- Born: Delano, CA
- Died: March 8, 2006 Rumson, NJ
- Occupations: Economist, businessman
- Branch: U.S. Army 1942-1948

= Sam Nakagama =

Japanese-American businessman, economist and financial advisor (1925–2006)

Sam Isamu Nakagama (1925–2006) was a Japanese-American businessman, economist, and financial advisor. He founded Wall Street’s Nakagama Wallace, Inc. Nakagama also served in the U.S. Army during World War II.

==Biography==
Nakagama was a first generation American born in Delano, California, to Japanese immigrants. Following the outbreak of World War II, his parents were incarcerated in the Jerome and Rohwer internment camps in Arkansas, while he served in the U.S. Army. Nakagama himself was incarcerated first at the Fresno Assembly Center, and then the Jerome War Relocation Center.

From 1945 to 1948, Nakagama became the sociologist and a pollster at General Douglas MacArthur’s post-war headquarters in Tokyo, Japan before his discharge. In 1961, he was employed at Citibank, which was then known as First National City Bank. Nakagama was the principal writer of the bank's monthly economic letter. By 1967, he became the chief economist and vice president of Argus Research Corp. He left the company and joined Kidder, Peabody & Co., a leading Wallstreet banking firm, eventually becoming the company's vice president and chief economist.

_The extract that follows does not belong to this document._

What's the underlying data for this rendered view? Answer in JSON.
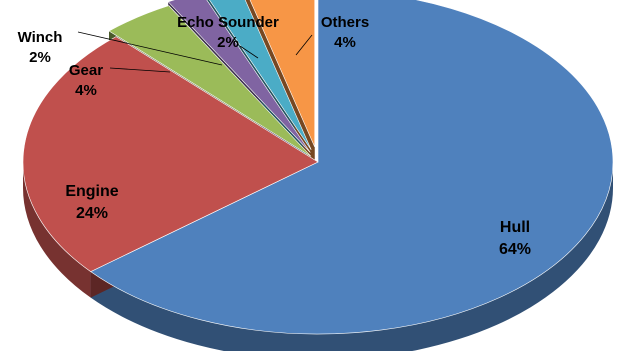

Nakagama became a Wall Street economist and commented on American economic policies such as those based on the decline of crude oil prices during the 1990s. He testified before the United States Congress on fiscal policy on numerous occasions. He published articles on economics for publications such as the New York Times.

Nakagama married Mary Frances Nakagama. They had two daughters. Nakagama died on March 8, 2006, at Rumson, New Jersey.